NASA: PARKER SOLAR PROBE

An artist’s impression of the Solar Probe Plus spacecraft approaching the sun.
The space race, once notorious for its drama and political intrigue in recent decades, still has the adroitness to shock. Scientists at NASA, the US space agency, retain the capacity to astonish with their ambition and innovation.
In spite of all that science has discovered about our universe, NASA and its counterparts around the world have long been frustrated by how the Sun has closely guarded its secrets. But the Parker Solar Probe mission, scheduled to launch in 2018, promises to change all that.
In what will become humanity’s first voyage mission to visit a star, the pioneering undertaking will seek to unlock the mysteries at the centre of our solar system. These include the origins of solar winds and why the Sun’s outermost layer is hotter than its surface.
The findings, NASA believes, could have far-reaching implications for how to forecast weather events in space which impact on life on Earth.
The project is to be commissioned over a period of some seven years, at a cost of £1.1bn. Whilst eye-wateringly expensive, if the mission is successful those costs will be far outweighed by crucial scientific insights into the star that gives us heat and light.
The probe will begin its nebulous journey next summer. The world will likely watch on in wonder and hope as scientists search for answers in understanding some of the great enigmas of life and mankind.
. It has hitherto been impossible to enter the sun’s atmosphere, where temperatures start at almost 1,400C.
. The launch date has been given as being between July 31 and August 19, 2018, from the Kennedy Space Centre in Florida. A super-powered probe travelling at 118 miles per second will overcome the supersonic solar winds, flares and radiation to allow it to get as close to the sun as possible.
. Scientists predict that the Parker Solar Probe will fly to within 3.7million miles of the surface.

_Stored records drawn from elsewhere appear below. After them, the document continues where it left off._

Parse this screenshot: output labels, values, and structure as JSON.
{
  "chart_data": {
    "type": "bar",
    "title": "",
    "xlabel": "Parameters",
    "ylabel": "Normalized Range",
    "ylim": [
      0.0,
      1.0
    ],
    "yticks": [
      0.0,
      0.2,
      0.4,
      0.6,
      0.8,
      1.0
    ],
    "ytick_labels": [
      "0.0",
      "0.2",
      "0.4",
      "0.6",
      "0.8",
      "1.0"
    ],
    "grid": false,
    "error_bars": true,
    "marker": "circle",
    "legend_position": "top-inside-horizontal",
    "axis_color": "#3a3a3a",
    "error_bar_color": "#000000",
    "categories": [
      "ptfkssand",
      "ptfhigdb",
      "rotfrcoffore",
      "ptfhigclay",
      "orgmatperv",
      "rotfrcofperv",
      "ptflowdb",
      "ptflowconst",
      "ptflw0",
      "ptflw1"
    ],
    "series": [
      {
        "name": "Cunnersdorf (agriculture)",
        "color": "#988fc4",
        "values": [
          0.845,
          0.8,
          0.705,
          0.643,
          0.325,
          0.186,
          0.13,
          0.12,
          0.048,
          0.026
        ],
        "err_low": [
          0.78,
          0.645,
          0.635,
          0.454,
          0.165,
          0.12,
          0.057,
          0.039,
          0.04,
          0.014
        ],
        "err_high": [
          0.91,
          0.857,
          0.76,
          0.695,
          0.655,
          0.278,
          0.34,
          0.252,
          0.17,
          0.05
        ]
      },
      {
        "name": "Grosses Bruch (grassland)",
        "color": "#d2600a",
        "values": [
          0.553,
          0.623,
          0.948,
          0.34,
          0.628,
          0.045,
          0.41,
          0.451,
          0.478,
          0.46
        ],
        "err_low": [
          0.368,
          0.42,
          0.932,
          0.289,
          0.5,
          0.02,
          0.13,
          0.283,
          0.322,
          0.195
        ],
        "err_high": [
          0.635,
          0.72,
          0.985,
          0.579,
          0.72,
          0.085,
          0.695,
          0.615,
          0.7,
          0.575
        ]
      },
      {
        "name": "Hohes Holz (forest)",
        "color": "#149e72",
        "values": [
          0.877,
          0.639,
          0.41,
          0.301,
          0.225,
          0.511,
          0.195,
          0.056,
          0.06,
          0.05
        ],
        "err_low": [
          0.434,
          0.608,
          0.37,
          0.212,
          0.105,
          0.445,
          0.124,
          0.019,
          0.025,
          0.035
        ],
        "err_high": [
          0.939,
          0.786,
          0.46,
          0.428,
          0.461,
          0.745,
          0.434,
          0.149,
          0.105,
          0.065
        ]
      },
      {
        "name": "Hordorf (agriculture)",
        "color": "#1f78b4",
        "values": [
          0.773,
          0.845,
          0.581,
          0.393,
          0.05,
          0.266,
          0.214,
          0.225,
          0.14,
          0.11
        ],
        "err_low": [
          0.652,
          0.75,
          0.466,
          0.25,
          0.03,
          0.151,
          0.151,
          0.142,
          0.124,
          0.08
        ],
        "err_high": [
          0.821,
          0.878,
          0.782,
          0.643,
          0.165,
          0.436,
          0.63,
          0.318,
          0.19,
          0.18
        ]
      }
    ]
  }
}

A previous attempt to gain insight into the star, by Helios 2 in 1976, came within 27 million miles.
. The Sun is Earth’s closest star and is some 93million miles from Earth.
. By predicting major weather events in space would greatly help to combat the threat of communication networks being destroyed on Earth.
. To combat the intense heat, scientists have created a 4.5in carbon composite shield which will maintain the instruments used to record solar flares and shocks at room temperature.
. The probe itself is named in honour of astrophysicist Eugene Parker, now 89, who in 1958 did groundbreaking and pioneering work on understanding solar storms and the solar wind – a stream of charged particles emitted by the sun that causes the Northern Lights.
. Its seven-year mission will use the gravitational field of Venus to orbit the sun 24 times. Scientists predict the probe getting closest in December 2024.